For the foregoing reasons, Commercial Union’s motion to compel discovery production is hereby DENIED.

Shield is a closely held corporation which conducted manufacturing operations in Canton, Massachusetts from 1963 to 1982.

The District is seeking $9,000,000 in damages for breach of contract, a declaration that the defendants were obligated to indemnify Shield against the District’s claims and are obligated to pay the District the amounts for which they were obligated to indemnify Shield, and damages under Chapters 93A and 176D.

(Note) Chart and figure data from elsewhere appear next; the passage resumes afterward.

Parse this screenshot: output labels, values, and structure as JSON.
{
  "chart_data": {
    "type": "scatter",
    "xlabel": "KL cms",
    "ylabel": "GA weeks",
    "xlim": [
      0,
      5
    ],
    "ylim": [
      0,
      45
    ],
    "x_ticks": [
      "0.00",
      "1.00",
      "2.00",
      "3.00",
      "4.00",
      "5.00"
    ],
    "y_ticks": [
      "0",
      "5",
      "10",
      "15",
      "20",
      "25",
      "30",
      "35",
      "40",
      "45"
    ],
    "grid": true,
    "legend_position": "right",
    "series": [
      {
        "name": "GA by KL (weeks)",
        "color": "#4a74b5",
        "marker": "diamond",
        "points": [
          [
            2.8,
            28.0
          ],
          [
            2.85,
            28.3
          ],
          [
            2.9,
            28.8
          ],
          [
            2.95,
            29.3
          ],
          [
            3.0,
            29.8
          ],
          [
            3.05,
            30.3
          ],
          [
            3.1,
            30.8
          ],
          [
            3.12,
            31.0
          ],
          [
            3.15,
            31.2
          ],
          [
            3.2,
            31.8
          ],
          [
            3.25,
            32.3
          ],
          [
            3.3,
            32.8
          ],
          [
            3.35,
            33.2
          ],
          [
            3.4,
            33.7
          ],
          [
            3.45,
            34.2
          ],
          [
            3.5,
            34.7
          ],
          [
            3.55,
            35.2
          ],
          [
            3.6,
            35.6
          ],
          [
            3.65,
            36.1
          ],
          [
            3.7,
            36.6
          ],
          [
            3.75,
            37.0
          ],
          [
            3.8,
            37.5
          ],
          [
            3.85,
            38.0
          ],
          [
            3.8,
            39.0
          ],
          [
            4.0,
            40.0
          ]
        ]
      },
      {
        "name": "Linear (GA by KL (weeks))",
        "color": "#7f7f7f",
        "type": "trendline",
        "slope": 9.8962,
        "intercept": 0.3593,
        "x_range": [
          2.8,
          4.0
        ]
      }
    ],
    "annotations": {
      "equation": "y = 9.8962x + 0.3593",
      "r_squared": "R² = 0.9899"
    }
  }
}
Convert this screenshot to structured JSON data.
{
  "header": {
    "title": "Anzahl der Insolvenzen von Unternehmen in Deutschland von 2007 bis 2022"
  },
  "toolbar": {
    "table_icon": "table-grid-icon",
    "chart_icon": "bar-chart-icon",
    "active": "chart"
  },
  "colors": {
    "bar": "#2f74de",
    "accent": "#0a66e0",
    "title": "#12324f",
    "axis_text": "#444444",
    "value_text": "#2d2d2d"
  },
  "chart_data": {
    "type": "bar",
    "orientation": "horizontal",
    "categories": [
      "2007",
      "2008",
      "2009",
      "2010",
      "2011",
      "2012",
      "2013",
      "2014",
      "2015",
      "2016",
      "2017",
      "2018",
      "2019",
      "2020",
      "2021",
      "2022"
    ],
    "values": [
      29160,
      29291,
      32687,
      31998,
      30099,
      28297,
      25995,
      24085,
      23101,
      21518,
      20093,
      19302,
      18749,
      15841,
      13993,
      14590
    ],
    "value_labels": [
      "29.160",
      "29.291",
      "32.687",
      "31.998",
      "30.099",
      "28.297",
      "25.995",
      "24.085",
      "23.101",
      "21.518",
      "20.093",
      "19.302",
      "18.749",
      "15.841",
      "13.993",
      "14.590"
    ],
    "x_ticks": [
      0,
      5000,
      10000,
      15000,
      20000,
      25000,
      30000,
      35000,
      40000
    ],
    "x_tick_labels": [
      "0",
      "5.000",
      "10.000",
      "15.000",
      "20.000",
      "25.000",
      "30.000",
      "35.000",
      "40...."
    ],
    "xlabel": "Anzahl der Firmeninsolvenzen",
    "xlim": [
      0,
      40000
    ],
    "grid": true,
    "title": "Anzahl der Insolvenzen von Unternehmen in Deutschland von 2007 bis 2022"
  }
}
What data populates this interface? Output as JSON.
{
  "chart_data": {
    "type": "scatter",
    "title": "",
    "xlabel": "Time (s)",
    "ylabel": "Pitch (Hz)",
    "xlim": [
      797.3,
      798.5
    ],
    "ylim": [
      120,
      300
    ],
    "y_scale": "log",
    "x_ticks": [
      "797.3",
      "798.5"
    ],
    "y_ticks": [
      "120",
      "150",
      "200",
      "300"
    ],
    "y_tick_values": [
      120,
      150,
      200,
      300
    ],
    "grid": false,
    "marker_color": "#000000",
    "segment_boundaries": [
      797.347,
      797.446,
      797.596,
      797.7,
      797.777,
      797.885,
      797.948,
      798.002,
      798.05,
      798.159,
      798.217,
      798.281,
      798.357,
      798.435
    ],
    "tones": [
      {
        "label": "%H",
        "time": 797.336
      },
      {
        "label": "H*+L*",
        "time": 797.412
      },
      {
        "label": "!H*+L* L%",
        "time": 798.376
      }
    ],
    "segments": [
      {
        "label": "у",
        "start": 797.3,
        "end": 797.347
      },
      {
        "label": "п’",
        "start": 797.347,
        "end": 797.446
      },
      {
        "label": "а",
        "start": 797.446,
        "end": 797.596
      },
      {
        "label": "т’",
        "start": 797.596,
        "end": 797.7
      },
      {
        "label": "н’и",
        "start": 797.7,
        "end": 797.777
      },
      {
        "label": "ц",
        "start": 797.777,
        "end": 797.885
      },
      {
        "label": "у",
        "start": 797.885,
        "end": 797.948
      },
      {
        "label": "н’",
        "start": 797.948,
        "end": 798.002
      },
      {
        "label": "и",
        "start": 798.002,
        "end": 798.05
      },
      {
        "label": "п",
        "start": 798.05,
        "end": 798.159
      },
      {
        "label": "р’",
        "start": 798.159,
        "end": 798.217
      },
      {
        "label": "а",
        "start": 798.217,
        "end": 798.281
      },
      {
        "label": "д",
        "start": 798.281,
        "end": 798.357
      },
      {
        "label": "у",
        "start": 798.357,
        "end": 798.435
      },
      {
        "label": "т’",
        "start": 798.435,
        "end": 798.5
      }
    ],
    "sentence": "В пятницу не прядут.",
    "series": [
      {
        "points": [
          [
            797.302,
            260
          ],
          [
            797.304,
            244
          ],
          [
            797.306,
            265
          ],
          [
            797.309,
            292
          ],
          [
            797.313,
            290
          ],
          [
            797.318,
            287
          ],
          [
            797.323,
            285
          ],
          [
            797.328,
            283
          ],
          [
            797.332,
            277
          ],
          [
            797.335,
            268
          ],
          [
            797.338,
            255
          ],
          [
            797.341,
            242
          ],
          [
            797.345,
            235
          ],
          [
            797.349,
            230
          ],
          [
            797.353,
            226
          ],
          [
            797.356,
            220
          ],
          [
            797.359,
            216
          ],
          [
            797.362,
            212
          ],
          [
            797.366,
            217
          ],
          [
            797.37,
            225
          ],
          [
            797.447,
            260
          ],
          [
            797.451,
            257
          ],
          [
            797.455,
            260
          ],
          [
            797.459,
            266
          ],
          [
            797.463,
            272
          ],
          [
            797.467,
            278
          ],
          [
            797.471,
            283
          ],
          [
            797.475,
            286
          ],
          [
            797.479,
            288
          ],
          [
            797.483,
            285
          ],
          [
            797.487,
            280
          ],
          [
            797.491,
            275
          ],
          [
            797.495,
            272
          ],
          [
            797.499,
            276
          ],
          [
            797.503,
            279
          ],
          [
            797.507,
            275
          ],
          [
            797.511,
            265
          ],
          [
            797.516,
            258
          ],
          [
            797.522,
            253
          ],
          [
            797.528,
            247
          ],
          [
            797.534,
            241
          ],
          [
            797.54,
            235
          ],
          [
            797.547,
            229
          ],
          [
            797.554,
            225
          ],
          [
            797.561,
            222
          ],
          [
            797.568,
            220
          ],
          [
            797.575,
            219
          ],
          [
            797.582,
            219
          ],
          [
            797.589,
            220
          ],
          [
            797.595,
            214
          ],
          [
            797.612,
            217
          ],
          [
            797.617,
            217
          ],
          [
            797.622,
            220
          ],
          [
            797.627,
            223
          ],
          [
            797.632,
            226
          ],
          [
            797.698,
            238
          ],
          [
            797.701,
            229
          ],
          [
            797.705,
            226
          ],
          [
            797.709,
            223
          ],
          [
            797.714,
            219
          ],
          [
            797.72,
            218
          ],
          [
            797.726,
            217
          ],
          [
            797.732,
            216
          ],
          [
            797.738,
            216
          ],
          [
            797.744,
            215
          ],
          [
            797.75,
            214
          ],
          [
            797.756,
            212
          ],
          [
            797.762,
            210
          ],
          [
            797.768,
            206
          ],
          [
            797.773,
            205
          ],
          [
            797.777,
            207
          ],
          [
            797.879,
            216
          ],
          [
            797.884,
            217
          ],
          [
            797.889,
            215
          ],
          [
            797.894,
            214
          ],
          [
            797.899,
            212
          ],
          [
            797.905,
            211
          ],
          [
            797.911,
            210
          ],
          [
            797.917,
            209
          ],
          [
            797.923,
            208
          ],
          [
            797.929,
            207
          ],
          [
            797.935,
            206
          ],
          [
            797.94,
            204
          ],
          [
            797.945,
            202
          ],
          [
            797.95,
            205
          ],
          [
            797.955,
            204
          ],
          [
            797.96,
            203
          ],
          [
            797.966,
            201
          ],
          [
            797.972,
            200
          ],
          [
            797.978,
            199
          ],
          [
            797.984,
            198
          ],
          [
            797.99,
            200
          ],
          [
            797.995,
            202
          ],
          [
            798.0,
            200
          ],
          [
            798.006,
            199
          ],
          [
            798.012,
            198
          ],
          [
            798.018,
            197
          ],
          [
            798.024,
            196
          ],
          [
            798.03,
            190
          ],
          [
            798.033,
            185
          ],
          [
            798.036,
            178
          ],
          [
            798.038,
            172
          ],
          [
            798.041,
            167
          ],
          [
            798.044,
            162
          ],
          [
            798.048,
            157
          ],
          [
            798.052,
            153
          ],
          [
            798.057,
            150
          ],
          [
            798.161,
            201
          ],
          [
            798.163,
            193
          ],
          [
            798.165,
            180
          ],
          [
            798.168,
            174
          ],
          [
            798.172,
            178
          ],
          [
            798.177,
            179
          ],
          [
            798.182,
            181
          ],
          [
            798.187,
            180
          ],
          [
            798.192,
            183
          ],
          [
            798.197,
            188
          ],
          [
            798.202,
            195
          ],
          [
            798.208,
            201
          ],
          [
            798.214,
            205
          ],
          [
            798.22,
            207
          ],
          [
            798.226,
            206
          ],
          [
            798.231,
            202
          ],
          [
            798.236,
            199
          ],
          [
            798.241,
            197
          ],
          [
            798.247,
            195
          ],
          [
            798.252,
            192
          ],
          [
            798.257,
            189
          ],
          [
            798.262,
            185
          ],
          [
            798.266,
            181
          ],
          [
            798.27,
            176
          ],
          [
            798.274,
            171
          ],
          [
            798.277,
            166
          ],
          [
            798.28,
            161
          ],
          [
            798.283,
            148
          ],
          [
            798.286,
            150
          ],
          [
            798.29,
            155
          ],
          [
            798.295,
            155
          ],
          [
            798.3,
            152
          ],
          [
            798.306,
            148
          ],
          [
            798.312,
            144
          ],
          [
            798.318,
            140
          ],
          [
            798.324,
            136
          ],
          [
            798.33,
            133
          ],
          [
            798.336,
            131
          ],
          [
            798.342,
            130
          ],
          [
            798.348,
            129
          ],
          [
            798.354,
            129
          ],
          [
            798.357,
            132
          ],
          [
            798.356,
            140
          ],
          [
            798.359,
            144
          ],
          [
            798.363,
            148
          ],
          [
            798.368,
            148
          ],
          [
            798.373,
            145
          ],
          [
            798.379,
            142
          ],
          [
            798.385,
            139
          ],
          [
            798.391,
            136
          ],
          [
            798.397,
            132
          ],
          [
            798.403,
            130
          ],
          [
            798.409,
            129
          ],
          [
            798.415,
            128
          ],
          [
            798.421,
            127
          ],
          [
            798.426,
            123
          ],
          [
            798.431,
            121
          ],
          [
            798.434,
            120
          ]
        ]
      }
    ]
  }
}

See Dedham Water Co. v. Cumberland Farms, Inc., 689 F.Sup. 1223 (D.Mass. 1988); Dedham Water Co. v. Cumberland Farms Dairy, 889 F.2d 1146 (1st Cir. 1989); Dedham Water Co. v. Cumberland Farms Dairy, 770 F.Sup. 41 (D. Mass. 1991); and Dedham Water Co. v. Cumberland Farms Dairy, 972 F.2d 453 (1st Cir. 1992).

The NOR advised Shield that information available to the DEP indicated that there was a release of hazardous materials at the Shield facility in Canton, Massachusetts for which Shield was the responsible party.

The National Union Fire Insurance Company of Pittsburgh, PA, Travelers, and Commerce & Industry Insurance Company.

Shield was the only party that contributed to the settlement which resolved the case.

The “at issue” doctrine has not been addressed by the Massachusetts appellate courts. However, it has been adopted by the United States District Court for the District of Massachusetts. See Colonial Gas Co. v. Aetna Cas. & Sur. Co., 139 F.R.D. 269 (D.Mass. 1991); Sax v. Sax, 136 F.R.D. 541 (D. Mass. 1991).

See, e.g., Eastern Air Lines, Inc. v. U.S. Aviation Underwriters, Inc., 716 So.2d 340 (Fla.App.Ct. 1998); State Department of Transportation v. Steinman Boynton Gronquist & Birdsall, Inc., 22 Conn. L. Rptr. 233, 1998 WL 323251 (Conn.Super. 1998); Vermont Gas Systems, Inc. v. United States fidelity Guar. Co., 151 F.R.D. 268 (D.Vt. 1993); In re Environmental Ins. Declaratory Judgment Actions, 612 A.2d 1338 (N.J.Super.Ct.App. 1993); Owens-Corning Fiberglass Corp. v. Allstate Ins. Co., 660 N.E.2d 765 (Ohio Ct.App. 1993).

A number of courts acknowledge the importance of the attorney-client privilege and the work product immunity and conclude that privileged information is “vital” only when a litigant directly places the attorney's advice at issue in the litigation. See, e.g., North River Ins. Co. v. Philadelphia Reinsurance, 797 F.Sup. 363, 370 (D.N.J. 1992); State v. Hydrite Chem. Co., 582 NW.2d 411, 418-19 (Wis.Ct.App. 1998); Aranson v. Schroeder, 671 A.2d 1023, 1030 (N.H. 1995).

The "common interest” doctrine has not been addressed by the Massachusetts appellate courts. Additionally, some courts have opted not to apply the “common interest" exception to the work product doctrine. See Remington Arms Co., 142 F.R.D. at 419 (the common interest exception does not apply to the work product doctrine). Therefore, this Court will not discuss the “common interest” doctrine exception in the realm of the work product doctrine.

Most particularly future litigation concerning their liability for the defense and indemnification of the DEP administrative proceeding.